Again, this is a type of malware named after what it does – namely sit quietly in your system, spying on you, stealthily gathering data. The information harvested is transmitted to the malicious actor behind the spyware, and then bent to whatever dark purpose they have in mind.
It’s similar to adware, and it’s not outright destructive – the whole idea is that you never realize its presence, of course – and adware is generally considered a subcategory of spyware.
However, where spyware is different is that it poses more of a threat than adware, and a potentially major danger to your personal data and security. It could possibly be collecting info such as the passwords for your online accounts, for instance.
Ransomware is one of the nastiest kinds of malware, one which effectively takes over your machine.
If it infects a PC – like most malware, it may be hidden in a file perhaps emailed to you, or picked up via a dodgy web link – it systematically goes through your files and encrypts them (or at least some of the more critical ones). It then demands a ransom to be paid for the key to decrypt that data. Essentially, it locks away files so you can’t get to them, and threatens to throw away the key unless you pay up, usually in Bitcoin or an alternative cryptocurrency.
Of course, even if you do pay up, there’s no guarantee that the malicious party behind the scam will free your files from their encrypted chains. You are trusting an inherently untrustworthy third-party that this will actually happen.

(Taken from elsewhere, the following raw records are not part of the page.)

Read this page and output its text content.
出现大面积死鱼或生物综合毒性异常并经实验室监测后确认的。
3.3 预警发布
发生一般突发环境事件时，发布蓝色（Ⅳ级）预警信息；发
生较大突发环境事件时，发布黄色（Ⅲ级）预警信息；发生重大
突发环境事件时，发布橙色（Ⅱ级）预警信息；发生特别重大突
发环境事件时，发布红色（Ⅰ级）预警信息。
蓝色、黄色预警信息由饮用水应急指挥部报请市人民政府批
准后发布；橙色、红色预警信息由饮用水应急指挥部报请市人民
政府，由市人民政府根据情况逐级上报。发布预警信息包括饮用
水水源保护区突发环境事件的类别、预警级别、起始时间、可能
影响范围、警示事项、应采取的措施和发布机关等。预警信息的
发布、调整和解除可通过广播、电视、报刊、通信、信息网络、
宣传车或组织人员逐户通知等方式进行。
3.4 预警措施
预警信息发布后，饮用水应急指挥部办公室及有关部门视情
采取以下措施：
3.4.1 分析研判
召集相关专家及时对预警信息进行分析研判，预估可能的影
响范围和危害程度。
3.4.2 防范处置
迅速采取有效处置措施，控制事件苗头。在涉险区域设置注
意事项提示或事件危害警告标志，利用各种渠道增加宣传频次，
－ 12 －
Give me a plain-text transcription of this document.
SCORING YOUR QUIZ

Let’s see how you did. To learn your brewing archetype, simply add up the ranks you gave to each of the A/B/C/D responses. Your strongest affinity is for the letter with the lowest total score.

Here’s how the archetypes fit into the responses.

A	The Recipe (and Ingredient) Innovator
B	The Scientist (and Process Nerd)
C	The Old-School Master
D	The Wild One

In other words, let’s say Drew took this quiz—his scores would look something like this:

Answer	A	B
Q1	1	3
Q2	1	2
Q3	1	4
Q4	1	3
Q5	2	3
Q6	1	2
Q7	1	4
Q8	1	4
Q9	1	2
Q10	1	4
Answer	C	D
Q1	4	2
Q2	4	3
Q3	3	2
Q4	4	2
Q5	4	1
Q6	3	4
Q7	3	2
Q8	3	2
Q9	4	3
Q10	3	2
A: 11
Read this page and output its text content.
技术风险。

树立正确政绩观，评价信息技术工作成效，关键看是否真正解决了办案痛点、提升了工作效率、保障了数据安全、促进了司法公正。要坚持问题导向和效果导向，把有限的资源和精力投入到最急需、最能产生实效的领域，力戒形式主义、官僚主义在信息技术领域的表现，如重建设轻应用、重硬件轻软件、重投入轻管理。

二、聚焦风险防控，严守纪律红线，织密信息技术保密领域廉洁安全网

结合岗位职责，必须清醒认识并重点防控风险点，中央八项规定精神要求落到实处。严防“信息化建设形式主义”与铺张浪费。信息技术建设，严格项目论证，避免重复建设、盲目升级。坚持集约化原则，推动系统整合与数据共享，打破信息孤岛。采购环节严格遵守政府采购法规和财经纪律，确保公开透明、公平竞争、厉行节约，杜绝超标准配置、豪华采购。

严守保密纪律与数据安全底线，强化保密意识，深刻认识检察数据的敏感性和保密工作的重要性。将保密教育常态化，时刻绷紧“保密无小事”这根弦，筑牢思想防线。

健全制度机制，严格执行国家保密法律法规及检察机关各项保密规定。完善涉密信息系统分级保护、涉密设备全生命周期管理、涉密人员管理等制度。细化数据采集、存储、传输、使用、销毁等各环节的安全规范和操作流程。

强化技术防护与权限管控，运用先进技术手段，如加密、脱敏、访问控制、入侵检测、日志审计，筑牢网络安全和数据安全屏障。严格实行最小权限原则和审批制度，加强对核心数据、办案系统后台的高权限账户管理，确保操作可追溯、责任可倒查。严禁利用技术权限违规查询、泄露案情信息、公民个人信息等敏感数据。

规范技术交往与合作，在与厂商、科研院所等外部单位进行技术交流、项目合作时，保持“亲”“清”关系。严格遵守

How to remove malware from your Windows PC
Let’s say the unfortunate happens and you get infected by one of the above threats. You may be certain of an infection, or you might just suspect it. In the latter case, perhaps your computer is suddenly behaving oddly, running really slowly, or popping up random messages at you that don't make sense.
The first question to ask is: are you running an antivirus app? Remember, Windows has its own Microsoft Defender built-in, so you don’t have to install a third-party app if you don’t want to. Assuming you are running an antivirus, if you’re not sure – but suspect – that malware is present, run a manual scan (the option to do a ‘full scan’ should be easily accessible from the app’s main menu). This scan should pinpoint anything malicious, and then deal with the offending party automatically.
If you are certain you’ve been infected, and you’re running an antivirus already, this shows that these apps aren’t always totally bulletproof. It’s at this point you may want to ask yourself whether you’re running one of the best Windows antivirus apps, with a more accurate antivirus engine? If not, then switch over to one of these top-rated products to get better protection and run a scan.
If your antivirus doesn’t find anything, then you can enlist another line of defense: anti-malware (or, if you don’t have an antivirus, and don’t want to install one at all, you can skip straight to this step). Our recommendation as the top pick in this case is Malwarebytes. Once installed, start the app and click on ‘Scan’ to initiate the scanning process. If the apps finds a threat, it’ll deal with the malware (the software may also flag up potentially suspicious programs that you may or may not wish to get rid of). We have a full tutorial giving step-by-step instructions on how to clean up your Windows PC with an anti-malware tool.
In short, the combination of an antivirus and/or anti-malware should hunt out and destroy any malware present.
As a final note, there may be especially problematic malware, and here we’re mainly thinking of ransomware, which is a particularly thorny type of infection. In some cases, you might be locked out of your PC, or need specialist help, although don’t forget there are ransomware decryption tools out there from major security vendors that could help – you could check out Kaspersky and Avast’s resources for starters.